La consommation énergétique du XXIe siècle dépendra de nos modes de consommation. La transition énergétique, basée sur la sobriété, ne sera possible que si elle repose sur la forte implication des citoyens dans sa gouvernance. Le nucléaire, s’il se maintient, restera un verrou, maintenant le statu quo et empêchant l’émergence de nouvelles relations sociales et politiques autour de l’énergie. C’est tout un rapport à l’État, à l’avenir, à la notion même de puissance qui se joue. Notre avenir énergétique dans un XXIe siècle instable repose sur la réinvention des dispositifs régulateurs et protecteurs.

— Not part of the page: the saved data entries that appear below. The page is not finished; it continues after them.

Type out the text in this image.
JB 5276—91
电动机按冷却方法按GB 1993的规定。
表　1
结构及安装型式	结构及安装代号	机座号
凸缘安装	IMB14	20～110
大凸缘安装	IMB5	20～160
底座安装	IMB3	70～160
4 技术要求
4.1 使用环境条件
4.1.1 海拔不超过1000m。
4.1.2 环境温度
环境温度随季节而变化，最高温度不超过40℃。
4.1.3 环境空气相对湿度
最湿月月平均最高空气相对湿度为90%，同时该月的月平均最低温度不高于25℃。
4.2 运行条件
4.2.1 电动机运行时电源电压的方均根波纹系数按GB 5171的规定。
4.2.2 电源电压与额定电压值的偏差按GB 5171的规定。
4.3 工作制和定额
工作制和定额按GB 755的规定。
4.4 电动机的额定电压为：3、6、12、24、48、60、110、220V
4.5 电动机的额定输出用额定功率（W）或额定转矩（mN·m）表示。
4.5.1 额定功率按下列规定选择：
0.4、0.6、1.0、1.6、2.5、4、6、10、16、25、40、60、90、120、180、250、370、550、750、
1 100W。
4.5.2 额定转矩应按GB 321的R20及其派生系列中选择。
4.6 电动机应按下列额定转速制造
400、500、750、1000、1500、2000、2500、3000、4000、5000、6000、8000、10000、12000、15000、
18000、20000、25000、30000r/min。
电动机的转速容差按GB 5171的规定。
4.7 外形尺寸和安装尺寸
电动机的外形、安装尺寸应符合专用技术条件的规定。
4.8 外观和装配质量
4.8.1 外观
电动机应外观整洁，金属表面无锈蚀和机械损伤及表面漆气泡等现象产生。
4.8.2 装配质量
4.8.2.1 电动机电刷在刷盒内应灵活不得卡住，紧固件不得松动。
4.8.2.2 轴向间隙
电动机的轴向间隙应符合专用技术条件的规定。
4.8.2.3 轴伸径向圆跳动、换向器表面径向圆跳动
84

S’engager dans la démocratisation des institutions, renégocier le pacte entre émancipation et croissance, voilà l’enjeu.

L’atténuation de la crise climatique tiendra au déploiement d’infrastructures collectives, sobres et innovantes dans les technologies renouvelables. Il va falloir investir beaucoup, intelligemment et sans plus attendre, au risque sinon de voir la facture économique, sociale, énergétique et politique devenir impayable.

 

[1] Rien que le coût de la prolongation est pharaonique. En France, le coût de #rénovation pour une prolongation de 10 ans, par centrale nucléaire, est estimé à 1,7 milliard d’euros#. Sur un parc de 58 réacteurs, cela avoisine donc les 100 milliards d’euros. En Belgique la prolongation pour 10 à 20 ans coûterait à minima 500 millions d’euros par réacteur (Jean-Michel Bezat, “Centrales nucléaires : des coûts de maintenance estimés à 100 milliards d’euros”, in Le Monde, 9 février 2016, [en ligne], https://www.lemonde.fr/economie/article/2016/02/10/centrales-nucleaires-des-couts-de-maintenance-estimes-a-100-milliards-d-euros_4862575_3234.html).

 

[2] ”Market Observatory”,  in Supply Agency of the European Atomic Energy Community, 2020, [en ligne], https://euratom-supply.ec.europa.eu/activities/market-observatory_en.

 

[3]En analysant l’ensemble du cycle de vie, si le nucléaire émet moins de GES que les énergies carbonées, il en émet plus que les énergies renouvelables (« Climate change and nuclear power. An analysis of nuclear greenhouse gas emissions », Jan Willem Storm van Leeuwen pour WISE, Amsterdam, 2017).

[4]Benoit Lechat, Ecolo. La démocratie comme projet, Etopia, Namur, 2014, p. 177.